Are they taking a broader mix of subjects? It is not clear yet. When the schools and colleges taking part in the survey were asked if they had encouraged students to take subjects from contrasting disciplines, 8.2 per cent replied "yes, definitely" and 44.4 per cent "yes, generally" but 42.4 per cent said they were "neutral". A lot of anecdotal evidence from schools implies that students are choosing subjects to study at AS which they think might be easier or which are only available in the sixth form.

But some question whether we should be forcing breadth on sixth formers anyway. Professor Alan Smithers, director of the Centre for Education and Employment Research at Liverpool University, says: "It seems entirely reasonable to me that they should be able to choose what they want to study. We are trying to enable people to take more control over their lives so they should be able to study what they want."

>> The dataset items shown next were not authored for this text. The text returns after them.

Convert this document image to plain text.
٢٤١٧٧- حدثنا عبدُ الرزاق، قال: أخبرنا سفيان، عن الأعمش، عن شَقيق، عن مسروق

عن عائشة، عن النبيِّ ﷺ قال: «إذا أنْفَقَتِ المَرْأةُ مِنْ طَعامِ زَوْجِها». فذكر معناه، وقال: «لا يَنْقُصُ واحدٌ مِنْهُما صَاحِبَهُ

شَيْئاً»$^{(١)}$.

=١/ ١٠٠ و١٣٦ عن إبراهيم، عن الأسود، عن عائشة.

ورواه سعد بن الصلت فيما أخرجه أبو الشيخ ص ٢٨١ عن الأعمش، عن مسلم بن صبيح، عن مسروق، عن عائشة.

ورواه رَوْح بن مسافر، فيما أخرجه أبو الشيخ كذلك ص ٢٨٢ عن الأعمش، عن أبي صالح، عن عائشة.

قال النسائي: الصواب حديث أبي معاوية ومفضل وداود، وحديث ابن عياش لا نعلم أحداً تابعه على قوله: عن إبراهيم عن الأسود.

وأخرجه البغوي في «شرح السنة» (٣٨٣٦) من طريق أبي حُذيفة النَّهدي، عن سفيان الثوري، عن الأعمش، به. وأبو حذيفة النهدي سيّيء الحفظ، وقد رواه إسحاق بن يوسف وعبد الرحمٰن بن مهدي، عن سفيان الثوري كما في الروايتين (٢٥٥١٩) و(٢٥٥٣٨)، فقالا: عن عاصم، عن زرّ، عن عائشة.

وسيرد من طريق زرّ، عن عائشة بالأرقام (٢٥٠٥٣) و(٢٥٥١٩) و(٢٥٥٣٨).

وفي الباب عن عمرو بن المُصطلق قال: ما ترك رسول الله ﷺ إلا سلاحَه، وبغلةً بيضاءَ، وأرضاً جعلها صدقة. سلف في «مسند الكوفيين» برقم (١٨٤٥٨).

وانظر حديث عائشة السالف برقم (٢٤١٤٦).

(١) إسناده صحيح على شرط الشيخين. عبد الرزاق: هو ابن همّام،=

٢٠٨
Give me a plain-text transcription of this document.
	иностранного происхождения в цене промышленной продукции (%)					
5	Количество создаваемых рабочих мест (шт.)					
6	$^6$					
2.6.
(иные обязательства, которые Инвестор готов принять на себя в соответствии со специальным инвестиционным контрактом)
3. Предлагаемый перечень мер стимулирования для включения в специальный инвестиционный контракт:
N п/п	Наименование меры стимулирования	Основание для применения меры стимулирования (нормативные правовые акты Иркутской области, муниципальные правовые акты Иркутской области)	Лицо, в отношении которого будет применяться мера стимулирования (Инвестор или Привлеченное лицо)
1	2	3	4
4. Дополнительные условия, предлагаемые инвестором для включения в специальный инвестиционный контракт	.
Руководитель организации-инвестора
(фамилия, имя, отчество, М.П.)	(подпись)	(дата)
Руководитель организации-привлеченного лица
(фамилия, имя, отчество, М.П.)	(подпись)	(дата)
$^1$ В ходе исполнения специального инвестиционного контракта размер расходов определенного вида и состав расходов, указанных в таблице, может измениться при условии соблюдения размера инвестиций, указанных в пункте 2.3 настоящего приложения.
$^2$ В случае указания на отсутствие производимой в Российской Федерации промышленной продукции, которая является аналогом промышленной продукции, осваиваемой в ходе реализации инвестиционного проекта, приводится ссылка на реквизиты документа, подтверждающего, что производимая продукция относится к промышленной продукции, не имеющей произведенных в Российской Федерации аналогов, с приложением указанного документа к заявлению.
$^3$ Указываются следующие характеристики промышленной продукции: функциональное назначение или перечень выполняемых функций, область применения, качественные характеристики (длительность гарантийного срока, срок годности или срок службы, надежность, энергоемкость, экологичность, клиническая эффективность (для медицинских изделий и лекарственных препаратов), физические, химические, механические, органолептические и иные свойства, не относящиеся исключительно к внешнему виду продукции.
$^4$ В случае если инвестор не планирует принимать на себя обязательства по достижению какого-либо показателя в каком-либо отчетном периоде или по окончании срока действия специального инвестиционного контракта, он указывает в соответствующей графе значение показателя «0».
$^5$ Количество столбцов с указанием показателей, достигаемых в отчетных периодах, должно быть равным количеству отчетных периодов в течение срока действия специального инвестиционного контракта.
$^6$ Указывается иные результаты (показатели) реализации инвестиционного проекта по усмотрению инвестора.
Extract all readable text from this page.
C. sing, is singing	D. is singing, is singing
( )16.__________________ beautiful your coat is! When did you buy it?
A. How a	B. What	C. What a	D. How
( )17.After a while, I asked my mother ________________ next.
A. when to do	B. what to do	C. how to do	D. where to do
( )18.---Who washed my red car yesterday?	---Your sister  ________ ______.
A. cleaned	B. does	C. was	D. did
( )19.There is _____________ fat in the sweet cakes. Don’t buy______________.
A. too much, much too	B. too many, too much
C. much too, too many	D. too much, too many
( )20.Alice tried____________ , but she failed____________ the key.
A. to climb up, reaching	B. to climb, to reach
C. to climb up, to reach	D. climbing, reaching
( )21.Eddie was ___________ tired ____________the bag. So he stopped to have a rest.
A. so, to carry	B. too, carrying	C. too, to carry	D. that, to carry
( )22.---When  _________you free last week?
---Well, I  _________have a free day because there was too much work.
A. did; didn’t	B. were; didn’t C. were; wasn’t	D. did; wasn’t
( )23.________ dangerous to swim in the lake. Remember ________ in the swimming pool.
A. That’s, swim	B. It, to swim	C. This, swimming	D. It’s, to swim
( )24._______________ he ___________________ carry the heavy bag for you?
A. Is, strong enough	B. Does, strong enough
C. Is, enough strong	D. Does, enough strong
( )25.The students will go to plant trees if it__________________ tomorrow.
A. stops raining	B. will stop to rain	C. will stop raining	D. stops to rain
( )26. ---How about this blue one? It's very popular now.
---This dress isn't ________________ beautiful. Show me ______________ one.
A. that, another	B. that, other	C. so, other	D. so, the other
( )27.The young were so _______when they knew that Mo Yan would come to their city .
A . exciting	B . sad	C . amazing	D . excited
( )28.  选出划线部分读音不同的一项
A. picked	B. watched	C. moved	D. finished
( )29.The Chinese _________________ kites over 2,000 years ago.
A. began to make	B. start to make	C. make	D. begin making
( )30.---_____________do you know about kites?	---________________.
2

Professor Smithers believes that although Curriculum 2000 was one of the better reforms of the Blair government, the assessment demands which have left students and schools creaking under the strain need to be re-thought. He also believes that it is "nonsense" to believe that vocational A-levels will have parity of esteem with academic ones.

"Academic A-levels are valued since they offer a direct line to university entrance. Vocational qualifications such as medicine lead to prestige jobs. Accountancy qualifications open doors. A vocational qualification is not highly regarded if it leads to a job where it does not matter whether you have it or not and it won't get you more money; it can never have the same currency as an A-level."

But the system is opening new doors for some. More students are carrying on with a modern language and there are students such as Moya Lucas (see page 2) who have picked a fourth AS-level, expecting to drop it at the end of the year, who find out they enjoy it more than one of the subjects they had intended to take to A2.

Key skills certificates have not worked out well. Many independent schools didn't offer them and state school pupils had to squeeze them into already over-worked timetables. You had the situation of students who were taking maths AS-level, and intending to take it on to A2, taking the numeracy certificate; or English students taking the communications one. Estelle Morris's reform of the reforms announced two weeks ago should stop that.

On the plus side, the Institute of Education in London has found "quantitative gains and qualitative questions" in the new system. The gains include much more time being spent on teaching. The 1998 Dearing report on sixth-form education, the source of these curriculum reforms, criticised the fact that British students generally got only 15-18 hours of taught time a week, compared with around 30 hours in France or Germany.

On the minus side, students and teachers have sagged under the assessment system. Estelle Morris is now recommending that exams are not taken in January in the first year of the sixth form, and is reminding everyone that the AS exams can be taken alongside the A2 exams in the summer term of the second year of the sixth form. She is also ensuring that in future, students won't take three exams in the same AS subject. This will avoid some of the exam timetable clashes which were so prevalent this year because of the sheer number of exams students had to take.